Once again, I’ve known this so long that I don’t remember where I first heard it, but I do know where I learned the lyrics: out of Pete Seeger’s Bells of Rhymney songbook. Pete only occasionally played blues — he had a blues banjo solo that he tended to recycle as needed — but he loved the form and was friends with quite a few major blues artists, including Big Bill Broonzy, who was his source for this one. Since I got it from Pete, I associated it with Broonzy, and it was probably another dozen years before I heard Leroy Carr’s original, and at least a dozen more before I realized how important Carr was, or how big a hit he had with “When the Sun Goes Down” (which was the original title).

Quite simply, Carr was the most influential male blues singer of the 1920s, ’30s, ’40s, and arguably on into the ’50s and ’60s. His influence extended to the most isolated rural areas and the most sophisticated urban settings: from Broonzy, Lead Belly, and Robert Johnson to Muddy Waters and Howlin’ Wolf (both of whom recalled Leroy_CarrCarr’s “How Long–How Long” as their first song), it is hard to come up with male blues singers who did not perform his pieces, but his influence went far beyond blues. “When the Sun Goes Down” was recorded by the Ink Spots, Count Basie, Ella Fitzgerald, and later by Ray Charles and Sam Cooke, and numerous gospel singers also trained on Carr’s records. Not to mention Pete Seeger.

Carr’s genius was to blend the blues tradition with the new style of “crooning” pop vocals. Previous singers had needed to have loud voices to be heard in theaters or on street corners without amplification, but Carr was primarily a recording artist and his most popular songs were intimate ballads: “When the Sun Goes Down” followed “How Long–How Long,” “Midnight Hour Blues,” and “Blues Before Sunrise,” all moody, impressionistic pieces to be played in a quiet apartment or cabin, or on a barroom jukebox late at night. He also recorded plenty of rowdy, upbeat songs, some of which also became standards, including “Sloppy Drunk” and a series of songs about a beleaguered husband, such as “Papa Wants a Cookie” and “Papa’s on the Housetop.” But it was the ballads that were remembered, and this was one of his best–as well as becoming a pattern for numerous later songs, including Robert Johnson’s “Love in Vain,” which even mimicked the wordless, moaning break from Carr’s record.

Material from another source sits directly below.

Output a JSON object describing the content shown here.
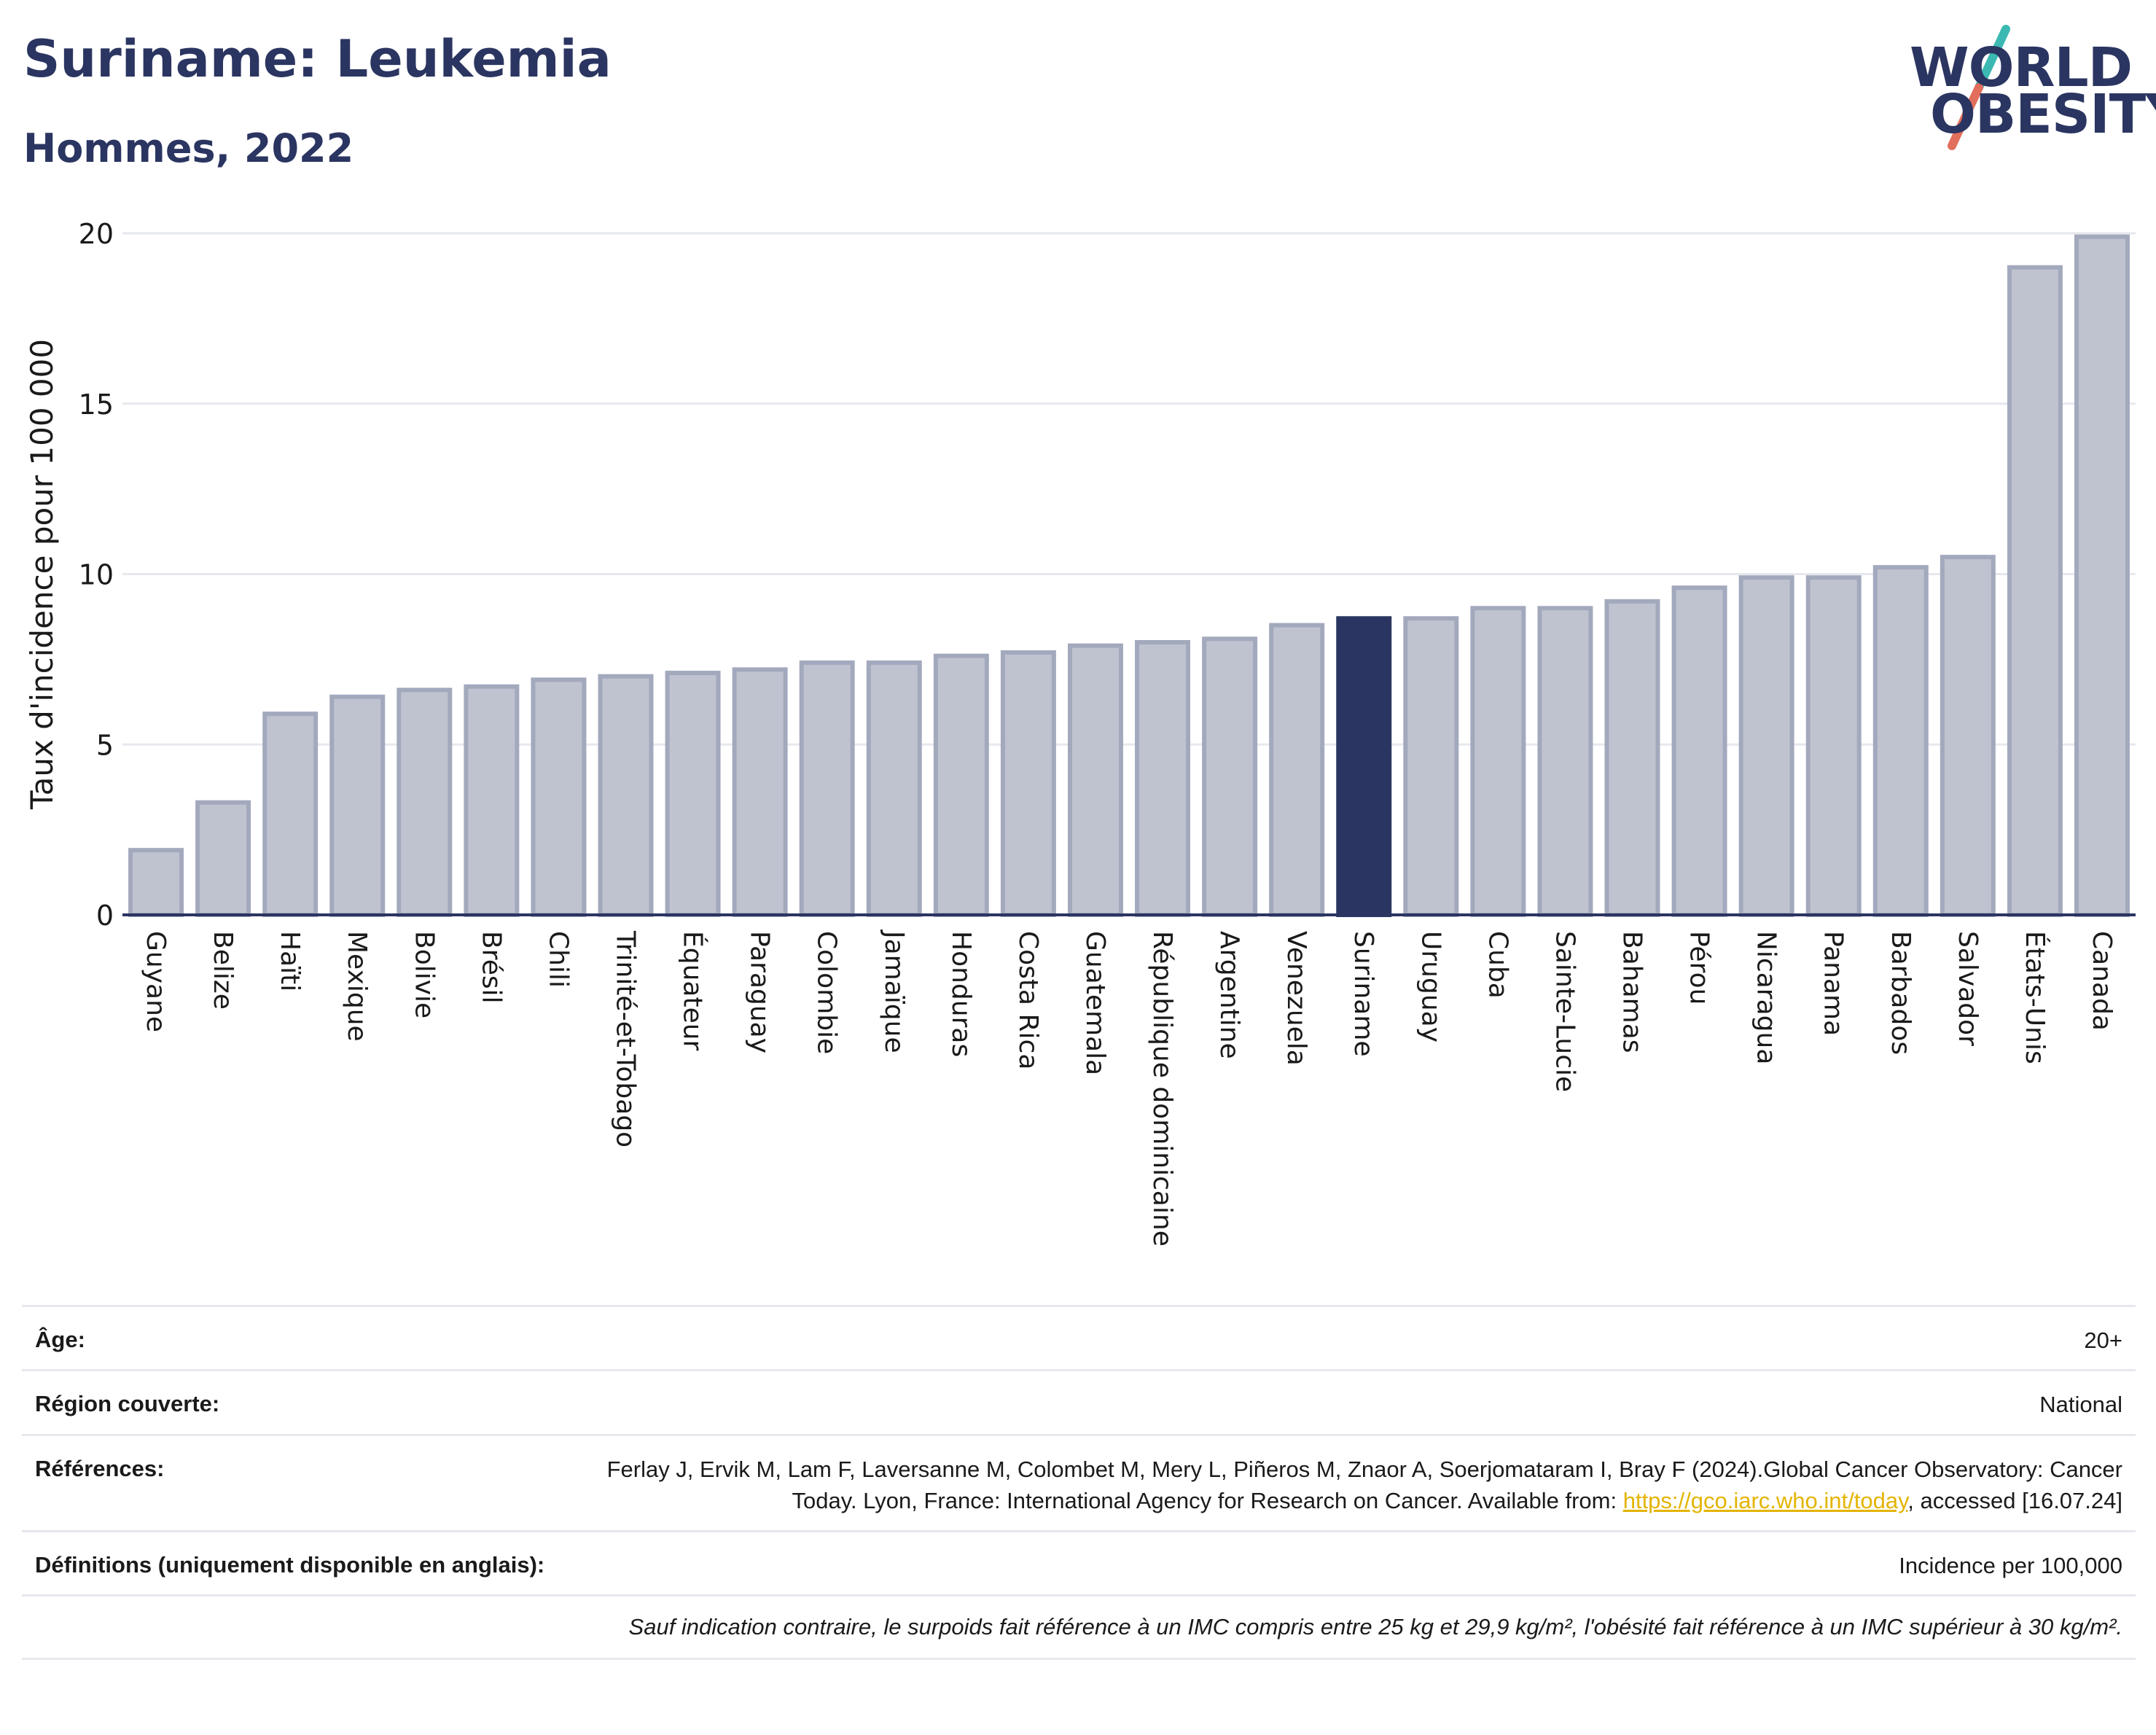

I could go on and on about this — Carr is one of my passions — but just to show that I’m not alone: After I did my biography of Josh White, Society Blues, I was hired by Smithsonian/Folkways to write the notes for their Josh White CD, and mentioned Carr in those notes as the most influential male blues singer of the first half of the twentieth century. Kip Lornell, Lead Belly’s biographer and a very knowledgeable researcher, was assigned the task of fact-checking that booklet, and he called me up with a few questions and suggestions. I accepted most of them gratefully, but then he asked about my comment on Carr, suggesting it was a little over the top and I should tone it down to “one of the most influential.”

I said, “Sure, Kip, if you can come up with some others who were equally influential.”

There was a long pause… and then Kip said, “OK, I guess we’ll let that one stand.”